YouTube vlogging isn't the safest way to make money here, especially if your channel is geared towards the Philippines you get away with it for a while until you start to become successful and then you'll have many jealous people stocking you, finding out your real name and life story and on one of your trips in and out of the country get ready because if reported they'll want to see if you've paid your taxes, filed this as a business on all that money made here it's a grey area, I've seen many channels get taken down over the years, so even though you have a Permanent Resident card are you paying your SSS, BIR what other requirements? :fingerscrossed: 

Here's a link just see if you're in the clear.
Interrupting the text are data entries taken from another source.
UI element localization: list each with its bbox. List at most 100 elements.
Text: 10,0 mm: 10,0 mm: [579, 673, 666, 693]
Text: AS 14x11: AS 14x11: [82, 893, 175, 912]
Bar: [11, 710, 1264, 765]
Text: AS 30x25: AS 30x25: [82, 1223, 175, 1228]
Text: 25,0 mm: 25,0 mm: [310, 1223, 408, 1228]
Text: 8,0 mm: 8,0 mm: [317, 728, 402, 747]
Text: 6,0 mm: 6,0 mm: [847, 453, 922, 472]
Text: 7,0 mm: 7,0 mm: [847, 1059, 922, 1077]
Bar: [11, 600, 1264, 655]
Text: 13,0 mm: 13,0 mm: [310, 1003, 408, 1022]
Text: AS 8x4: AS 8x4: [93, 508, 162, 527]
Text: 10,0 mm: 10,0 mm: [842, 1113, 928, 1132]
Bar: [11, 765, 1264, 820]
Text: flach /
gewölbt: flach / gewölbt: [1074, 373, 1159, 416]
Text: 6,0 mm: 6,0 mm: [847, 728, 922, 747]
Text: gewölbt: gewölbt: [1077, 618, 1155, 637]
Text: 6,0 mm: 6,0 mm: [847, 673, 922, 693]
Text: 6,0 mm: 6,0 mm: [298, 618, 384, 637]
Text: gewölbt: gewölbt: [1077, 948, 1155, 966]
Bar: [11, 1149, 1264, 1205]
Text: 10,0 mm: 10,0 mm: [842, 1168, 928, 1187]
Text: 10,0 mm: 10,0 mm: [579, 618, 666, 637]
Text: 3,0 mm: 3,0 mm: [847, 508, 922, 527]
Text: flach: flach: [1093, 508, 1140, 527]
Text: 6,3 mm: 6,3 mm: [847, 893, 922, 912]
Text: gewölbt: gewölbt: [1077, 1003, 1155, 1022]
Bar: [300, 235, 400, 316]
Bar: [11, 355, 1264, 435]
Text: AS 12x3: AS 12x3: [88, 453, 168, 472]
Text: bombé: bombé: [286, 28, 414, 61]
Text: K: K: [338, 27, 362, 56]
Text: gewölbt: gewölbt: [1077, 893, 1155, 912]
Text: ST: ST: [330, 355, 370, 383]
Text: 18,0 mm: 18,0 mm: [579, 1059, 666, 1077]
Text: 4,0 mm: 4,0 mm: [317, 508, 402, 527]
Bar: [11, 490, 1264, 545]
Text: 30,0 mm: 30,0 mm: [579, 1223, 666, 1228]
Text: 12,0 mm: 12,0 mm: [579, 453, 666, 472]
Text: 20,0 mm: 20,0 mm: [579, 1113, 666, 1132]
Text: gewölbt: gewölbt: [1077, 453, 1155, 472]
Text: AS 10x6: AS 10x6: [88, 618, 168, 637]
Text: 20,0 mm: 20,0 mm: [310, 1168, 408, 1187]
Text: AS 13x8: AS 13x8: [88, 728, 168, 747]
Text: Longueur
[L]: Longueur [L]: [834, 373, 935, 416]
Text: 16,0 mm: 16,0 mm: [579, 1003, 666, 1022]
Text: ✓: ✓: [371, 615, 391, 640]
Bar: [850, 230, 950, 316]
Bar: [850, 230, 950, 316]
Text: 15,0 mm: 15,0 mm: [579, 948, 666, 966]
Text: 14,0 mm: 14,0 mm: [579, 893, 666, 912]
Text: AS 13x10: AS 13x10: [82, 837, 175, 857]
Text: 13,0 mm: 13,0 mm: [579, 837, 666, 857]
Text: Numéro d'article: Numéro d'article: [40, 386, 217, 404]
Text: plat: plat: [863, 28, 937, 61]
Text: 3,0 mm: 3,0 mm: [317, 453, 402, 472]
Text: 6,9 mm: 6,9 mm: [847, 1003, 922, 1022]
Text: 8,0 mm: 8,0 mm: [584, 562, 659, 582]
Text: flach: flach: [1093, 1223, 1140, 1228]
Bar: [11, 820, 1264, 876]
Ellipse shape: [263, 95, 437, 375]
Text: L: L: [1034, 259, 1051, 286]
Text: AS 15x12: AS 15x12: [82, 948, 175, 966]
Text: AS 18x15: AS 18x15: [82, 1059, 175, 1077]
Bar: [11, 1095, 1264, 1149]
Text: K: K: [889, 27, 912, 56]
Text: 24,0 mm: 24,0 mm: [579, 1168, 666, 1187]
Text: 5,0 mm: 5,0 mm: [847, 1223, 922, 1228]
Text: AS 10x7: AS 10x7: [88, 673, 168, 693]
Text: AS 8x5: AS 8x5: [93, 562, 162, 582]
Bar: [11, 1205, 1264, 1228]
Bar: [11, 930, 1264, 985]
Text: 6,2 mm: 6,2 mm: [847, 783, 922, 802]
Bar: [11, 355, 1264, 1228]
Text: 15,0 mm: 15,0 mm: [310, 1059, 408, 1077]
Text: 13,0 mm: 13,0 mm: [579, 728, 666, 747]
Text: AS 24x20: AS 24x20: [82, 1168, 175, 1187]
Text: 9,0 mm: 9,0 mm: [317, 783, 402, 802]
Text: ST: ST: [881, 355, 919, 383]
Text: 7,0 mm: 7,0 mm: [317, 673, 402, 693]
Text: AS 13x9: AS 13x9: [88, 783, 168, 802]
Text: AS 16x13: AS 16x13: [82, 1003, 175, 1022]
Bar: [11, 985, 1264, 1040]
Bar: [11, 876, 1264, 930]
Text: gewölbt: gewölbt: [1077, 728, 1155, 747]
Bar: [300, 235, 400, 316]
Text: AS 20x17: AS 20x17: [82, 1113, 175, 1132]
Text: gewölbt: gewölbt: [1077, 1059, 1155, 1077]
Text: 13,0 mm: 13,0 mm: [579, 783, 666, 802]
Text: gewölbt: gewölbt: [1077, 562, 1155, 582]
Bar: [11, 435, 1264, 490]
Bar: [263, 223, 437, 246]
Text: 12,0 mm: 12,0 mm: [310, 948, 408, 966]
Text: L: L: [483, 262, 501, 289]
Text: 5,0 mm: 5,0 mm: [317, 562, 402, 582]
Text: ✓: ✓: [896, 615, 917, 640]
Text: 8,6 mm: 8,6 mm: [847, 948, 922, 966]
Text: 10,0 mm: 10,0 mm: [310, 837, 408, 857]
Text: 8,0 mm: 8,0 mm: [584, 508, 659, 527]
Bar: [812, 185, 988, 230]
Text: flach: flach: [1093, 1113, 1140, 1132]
BIR Requirements Every Filipino Freelancer Should Know


----------



## sleepless_in_pi (Dec 8, 2018)

M.C.A. said:


> YouTube vlogging isn't the safest way to make money here, especially if your channel is geared towards the Philippines you get away with it for a while until you start to become successful and then you'll have many jealous people stocking you, finding out your real name and life story and on one of your trips in and out of the country get ready because if reported they'll want to see if you've paid your taxes, filed this as a business on all that money made here it's a grey area, I've seen many channels get taken down over the years, so even though you have a Permanent Resident card are you paying your SSS, BIR what other requirements? :fingerscrossed:
> 
> Here's a link just see if you're in the clear. BIR Requirements Every Filipino Freelancer Should Know


A PR can do whatever they like as far as work goes. But I am pretty certain a foreigner making a profit from a foreign company, located in a foreign country, does not need to pay anything to the BIR. 

The link is for Filipinos freelancing in the Philippines.

Edit: It is dangerous just going to work and the store. I would never vlog!


----------



## M.C.A. (Feb 24, 2013)

*Free lancing*



sleepless_in_pi said:


> A PR can do whatever they like as far as work goes. But I am pretty certain a foreigner making a profit from a foreign company, located in a foreign country, does not need to pay anything to the BIR.
> 
> The link is for Filipinos freelancing in the Philippines.
> 
> Edit: It is dangerous just going to work and the store. I would never vlog!


I'm not 100% sure of the rules and good thing you don't vlog for sure so I guess if you can manage to keep out of the spotlight you can make it here and I wish well on your work because it sounds like you have a large family that counts on you.

My daughter's husband works the roosters or trains and takes care of them and they live on 7,000 pesos per month with free rent she has two kids or I have two grandkids it's a struggle and we help them all the time and I live on an enlisted military pension. I think you mentioned you live off 10,000 pesos.


----------